A year ago, B.C. Supreme Court Justice Christopher Hinkson delivered a landmark decision regarding ocean finfish aquaculture.
In response to a constitutional challenge filed by fish-farming critic Alexandra Morton and others, Hinkson ruled that the provincial government did not have legal authority to regulate ocean finfish aquaculture.
But what does this mean for the rights of B.C. workers in this industry? Are they to be regulated by the provincial or federal governments?
That issue came before the B.C. Human Rights Tribunal in a complaint filed by Annette Krawietz.
She has claimed that her employer, Marine Harvest (which is at the centre of Morton's court case), paid her differentially based on her sex.

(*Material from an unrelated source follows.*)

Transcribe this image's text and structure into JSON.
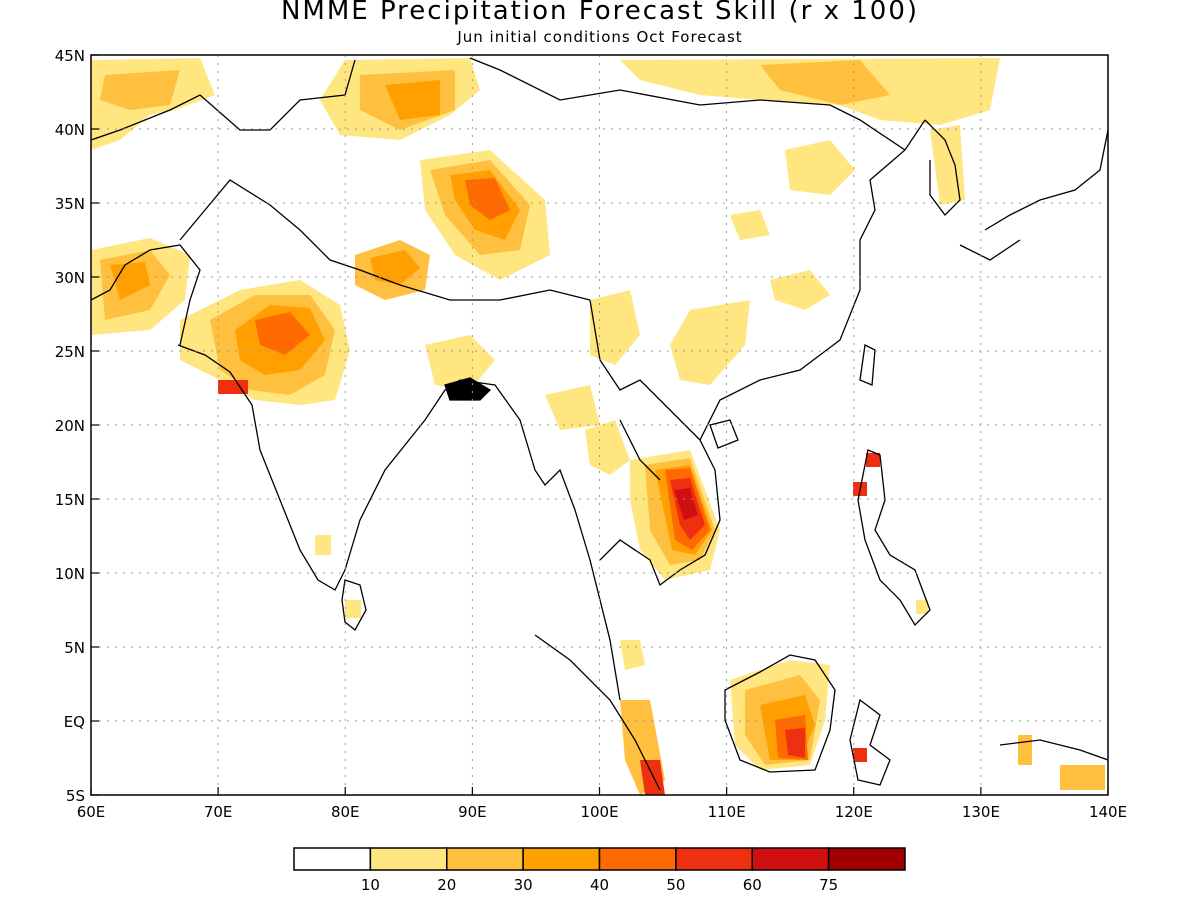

If Krawietz proves this, the company will have violated the B.C. Human Rights Code. She worked in a dry-land warehouse, according to a recent preliminary ruling issued by the tribunal's chair, Heather MacNaughton.
In 1996, the B.C. Labour Relations Board ruled that it could deal with a union certification application in the aquaculture industry, even though the employer, Agrimarine Industries, claimed that this was an area of federal jurisdiction.
In 2009, Hinkson's ruling stated that it was ultra vires for the province to regulate ocean finfish aquaculture. At the the same time, this decision distinguished the "business" of fish farming from the term "ocean finfish aquaculture".
In the human-rights case involving Marine Harvest, MacNaughton concluded that "Marine Harvest’s labour relations, including attendant human rights protections, are not integral to the exercise of the federal authority over fisheries, and that the Tribunal has jurisdiction over the matters raised in Ms. Krawietz’ complaint."
She closed by stating that she will inform the parties if Krawietz's complaint is accepted.